With men it is easy to find physical intimacy, but difficult to achieve emotional intimacy. Lots of men, and boys, want to fuck me. It's nice, but it's not fulfilling. I thought it was what I wanted and I still crave that kind of attention. But when it comes down to the moment of actual sexual contact, I become turned off. It's all about the moments before that for me. The eye contact, the brush of a hand, someone trying to make me laugh, looking interested in what I have to say. That's the addicting part. Once sex becomes involved then I am not able to believe that the person was actually interested in me. Just another fuck. This is all in a short period of time usually, if it were maintained over a longer period of time, showing sustained interest, perhaps that would be different.

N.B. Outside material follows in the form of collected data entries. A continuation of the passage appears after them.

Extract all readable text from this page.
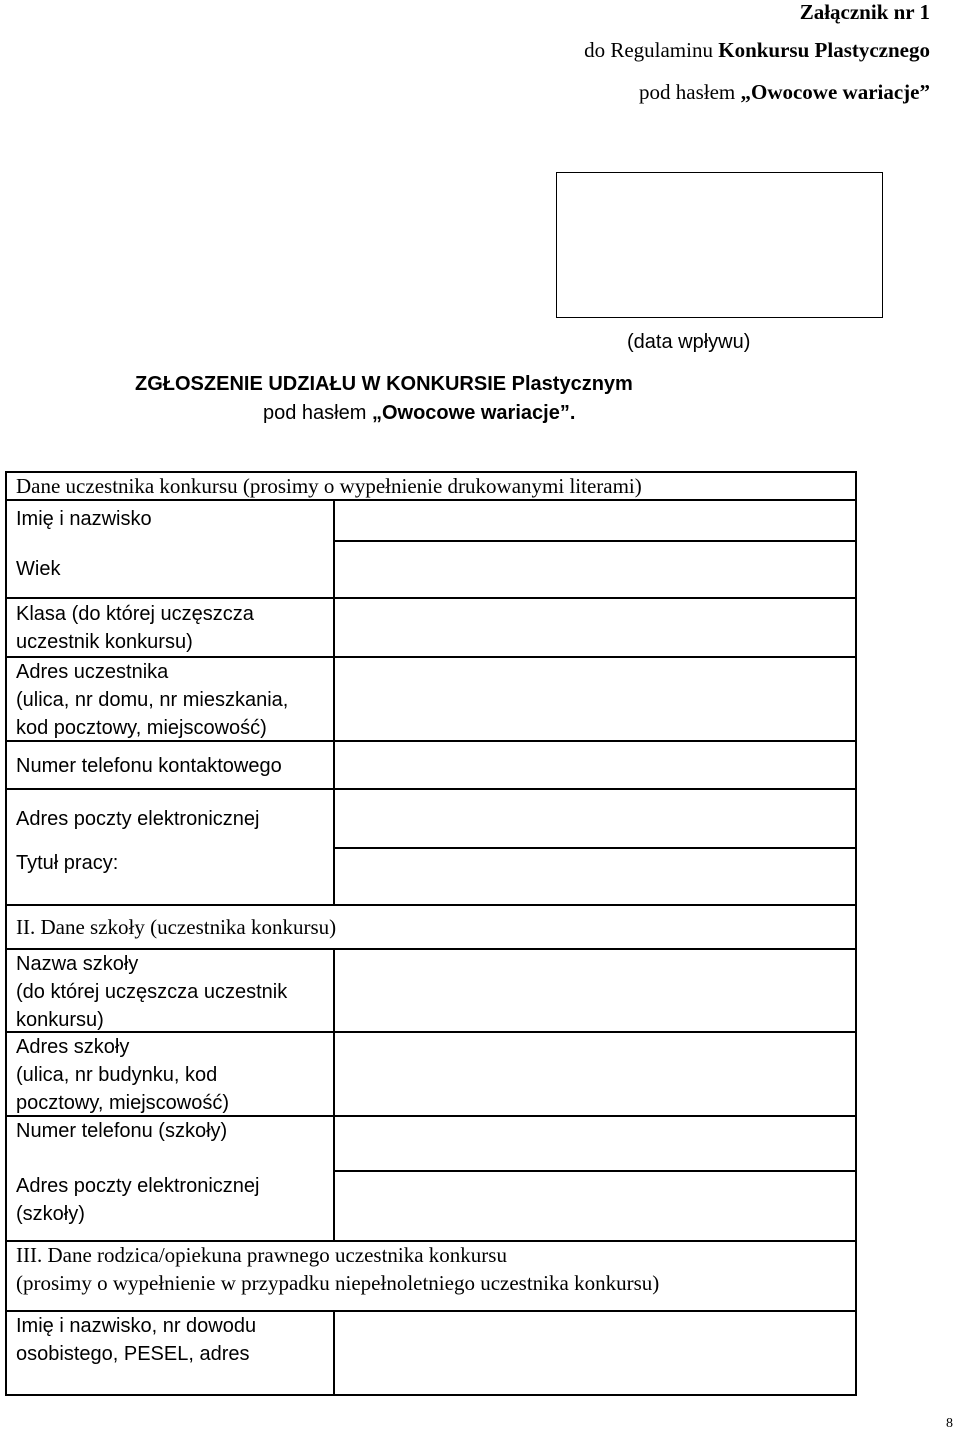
Załącznik nr 1
do Regulaminu Konkursu Plastycznego
pod hasłem „Owocowe wariacje”
(data wpływu)
ZGŁOSZENIE UDZIAŁU W KONKURSIE Plastycznym
pod hasłem „Owocowe wariacje”.
Dane uczestnika konkursu (prosimy o wypełnienie drukowanymi literami)
Imię i nazwisko
Wiek
Klasa (do której uczęszcza
uczestnik konkursu)
Adres uczestnika
(ulica, nr domu, nr mieszkania,
kod pocztowy, miejscowość)
Numer telefonu kontaktowego
Adres poczty elektronicznej
Tytuł pracy:
II. Dane szkoły (uczestnika konkursu)
Nazwa szkoły
(do której uczęszcza uczestnik
konkursu)
Adres szkoły
(ulica, nr budynku, kod
pocztowy, miejscowość)
Numer telefonu (szkoły)
Adres poczty elektronicznej
(szkoły)
III. Dane rodzica/opiekuna prawnego uczestnika konkursu
(prosimy o wypełnienie w przypadku niepełnoletniego uczestnika konkursu)
Imię i nazwisko, nr dowodu
osobistego, PESEL, adres
8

The instance that I am turning around in my head is my recent physical intimacy with a friend. At first I felt it were inevitable that this friend and I would end up having sex. After a couple instances of hanging out, making out and sleeping together, I realized that intercourse was not I wanted. I also realized that I had some CONTROL over whether or not it was going to happen. I have been in situations where I have slept next to men before without having intercourse, but it would only be one night.

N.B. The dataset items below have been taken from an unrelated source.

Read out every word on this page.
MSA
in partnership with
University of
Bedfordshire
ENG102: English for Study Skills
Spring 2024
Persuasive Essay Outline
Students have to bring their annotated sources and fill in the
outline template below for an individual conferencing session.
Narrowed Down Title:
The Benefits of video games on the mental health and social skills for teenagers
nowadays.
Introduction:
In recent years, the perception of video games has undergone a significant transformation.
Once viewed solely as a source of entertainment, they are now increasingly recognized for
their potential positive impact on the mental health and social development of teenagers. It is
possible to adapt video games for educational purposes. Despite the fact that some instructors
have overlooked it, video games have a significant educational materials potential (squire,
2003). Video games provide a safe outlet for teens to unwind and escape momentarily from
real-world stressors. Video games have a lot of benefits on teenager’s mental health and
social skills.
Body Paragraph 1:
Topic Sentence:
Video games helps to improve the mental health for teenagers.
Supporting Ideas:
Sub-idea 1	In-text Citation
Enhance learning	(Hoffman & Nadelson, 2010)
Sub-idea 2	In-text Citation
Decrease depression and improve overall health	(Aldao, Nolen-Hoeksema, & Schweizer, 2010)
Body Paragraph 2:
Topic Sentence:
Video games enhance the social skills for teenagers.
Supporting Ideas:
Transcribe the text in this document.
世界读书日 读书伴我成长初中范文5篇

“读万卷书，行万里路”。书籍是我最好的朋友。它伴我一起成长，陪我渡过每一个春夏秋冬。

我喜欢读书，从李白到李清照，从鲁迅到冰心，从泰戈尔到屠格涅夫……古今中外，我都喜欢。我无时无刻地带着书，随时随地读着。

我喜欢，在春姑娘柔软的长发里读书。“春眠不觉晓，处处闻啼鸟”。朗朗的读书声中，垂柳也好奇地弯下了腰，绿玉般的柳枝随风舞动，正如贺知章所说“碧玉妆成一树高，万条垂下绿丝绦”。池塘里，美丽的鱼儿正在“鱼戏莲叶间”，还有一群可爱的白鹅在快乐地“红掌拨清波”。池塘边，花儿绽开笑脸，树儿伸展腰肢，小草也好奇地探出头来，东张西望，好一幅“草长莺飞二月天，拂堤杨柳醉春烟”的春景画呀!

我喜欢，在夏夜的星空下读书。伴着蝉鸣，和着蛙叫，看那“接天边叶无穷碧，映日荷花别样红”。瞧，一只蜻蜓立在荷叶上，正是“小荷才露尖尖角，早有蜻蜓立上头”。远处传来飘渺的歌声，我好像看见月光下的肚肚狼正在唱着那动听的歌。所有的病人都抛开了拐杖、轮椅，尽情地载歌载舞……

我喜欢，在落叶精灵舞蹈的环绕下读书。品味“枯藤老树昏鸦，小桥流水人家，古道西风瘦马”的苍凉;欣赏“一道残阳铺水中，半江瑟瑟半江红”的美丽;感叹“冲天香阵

So my realization led to a couple of conversations and my friend asked 'why?'. Why did I not want to have intercourse with him? I believe I said something about my emotional reaction to said act, but since then I've felt the need to expand on my thought process.
It is not because I'm not attracted to him. It's because I'm bored. I'm tired of the emotional trauma/drama that comes with making love to a man. Because that's what it is to me. I've long been afraid that I would not find a suitable partner for myself. It still niggles in the back of my mind, but at this point I'm more afraid I'll never be able to have sex without feeling disappointed with myself. Maybe I didn't make them work hard enough for it, maybe I'm too easy, too eager, too desperate. Maybe I don't have enough self worth, self esteem, good judgment, good advice.
I feel these social pressures to behave a certain way. If I'm going to be promiscuous, then the man has to put a certain amount of effort into trying to have sex with me. What is enough effort? The real answer, which I can now see, is when I want to have sex too. The previous answer, which I am attempting to come to terms with, was much less. I would usually feel guilty once we were at someone's house, in someone's bed and feel that it was my duty to cater to the man's desires. I felt that I had made some kind of promise to them by that point by ending up in those circumstances. I am not proud of these feelings.
I cannot have random sexual exploits without them taking a toll on my emotional, and therefore physical health. I love sex and it is a coping strategy for me. Helps me deal with stress, helps me deal with loneliness, helps me cope with life. Silver lining...double-edged sword...no happy ending, just scattered happy moments.
The definition of insanity is expecting a different result from the same action.